Venezuela ist neu Mitglied im UNO-Menschenrechtsrat. Das Land wird unter anderem von der UNO-Kommissarin für Menschenrechte harsch kritisiert. Costa Rica wollte die Wahl Venezuelas in letzter Sekunde verhindern – ist aber bei diesem Unterfangen gescheitert. Ein deprimierendes Signal, sagt Fredy Gsteiger.
SRF News: Warum ist die Aktion gescheitert?
Fredy Gsteiger: Salopp könnte man sagen, weil es auf der Welt schlicht mehr autokratische oder nur teilweise demokratische als demokratische Staaten gibt. Früher demokratische Staaten wurden zu halb-demokratischen Staaten, Russland zum Beispiel. Und halb-demokratische Staaten wurden zu autokratischen Staaten. Diese Staaten haben nun offenbar sehr geschlossen für den Unrechtsstaat Venezuela gestimmt.
Sie haben ein Interesse daran, dass der Rat geschwächt wird und möchten auch selber künftig in dieses Gremium gewählt werden. Sie wollen nicht riskieren, dass Kampfkandidaturen wie jene von Costa Rica Schule machen. Man kann davon ausgehen, dass Europäer, Nordamerika und Australien geschlossen für Costa Rica gestimmt haben. Arabische Staaten, zentralasiatische Staaten, China und Russland haben geschlossen für Venezuela gestimmt. Den Ausschlag gaben die afrikanischen Staaten, von denen sich viele für Venezuela entschieden haben.
Warum hat sich Costa Rica überhaupt in diese Kampfwahl gestürzt?
Um ein überfälliges, dringliches Zeichen zu setzen: Länder, die die Bedingungen für den Menschenrechtsrat nicht erfüllen, sollen künftig nicht mehr gewählt werden. Es gibt im Unterschied zur UNO-Mitgliedschaft solche Bedingungen für den Menschenrechtsrat: Länder müssen mit UNO-Menschenrechtsorganisationen kooperieren und Menschenrechte schützen und fördern.
Die UNO-Generalversammlung hatte keine Wahl. Dieses Prinzip wollte Costa Rica brechen.
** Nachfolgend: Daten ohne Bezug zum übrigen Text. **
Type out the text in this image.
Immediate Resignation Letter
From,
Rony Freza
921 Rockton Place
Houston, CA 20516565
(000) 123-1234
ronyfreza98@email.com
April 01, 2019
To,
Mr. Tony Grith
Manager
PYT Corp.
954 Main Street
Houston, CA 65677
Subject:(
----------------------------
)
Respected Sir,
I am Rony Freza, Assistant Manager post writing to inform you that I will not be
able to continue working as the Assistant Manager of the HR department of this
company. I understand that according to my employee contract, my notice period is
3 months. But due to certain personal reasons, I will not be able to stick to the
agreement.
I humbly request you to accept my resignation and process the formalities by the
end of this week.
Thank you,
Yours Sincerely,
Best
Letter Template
Im Fall von Venezuela passiert das ganz offensichtlich nicht. Es wurden bereits Staaten wie Saudi-Arabien, Ägypten, Kuba oder China mit dieser üblen Praxis gewählt: Man stellt genauso viele Kandidaturen auf, wie Sitze zu besetzen sind. Die UNO-Generalversammlung hatte keine Wahl. Dieses Prinzip wollte Costa Rica brechen und ist leider damit gescheitert.
Wie ist die Wahl von Venezuela im Hinblick auf künftige Kandidaturen für den UNO-Menschenrechtsrat einzuordnen?
Es ist ein äusserst deprimierendes Signal. Es sieht offenbar so aus, als würde es weiterhin gute Chancen für problematische Staaten geben, gewählt zu werden. Es dürfte sogar eine moralische Stärkung der Autokratien bedeuten.
Insgesamt 14 Sitze wurden neu besetzt. Gab es noch weitere Überraschungen?
Nicht sehr grosse Überraschungen, aber auch eher negative. Zwar wurden Länder wie Deutschland, die Niederlande, Indonesien oder Japan mit einer guten Stimmenzahl gewählt, aber neben Venezuela eben auch ein Land wie Libyen, das auch nicht in den Menschenrechtsrat hineingehört. Man darf sich keine Illusionen machen: Es können nicht nur Musterschüler gewählt werden, sonst könnte man die 47 Sitze nicht besetzen. Aber Costa Ricas Kampfkandidatur sollte verhindern, dass einer der übelsten Verletzer von Menschenrechten gewählt wird. Nachdem das nicht gelungen ist, ist das ein schlechtes Zeichen für den ohnehin angeschlagenen UNO-Menschenrechtsrat und die Menschenrechtspolitik überhaupt.
Das Gespräch führte Beat Soltermann.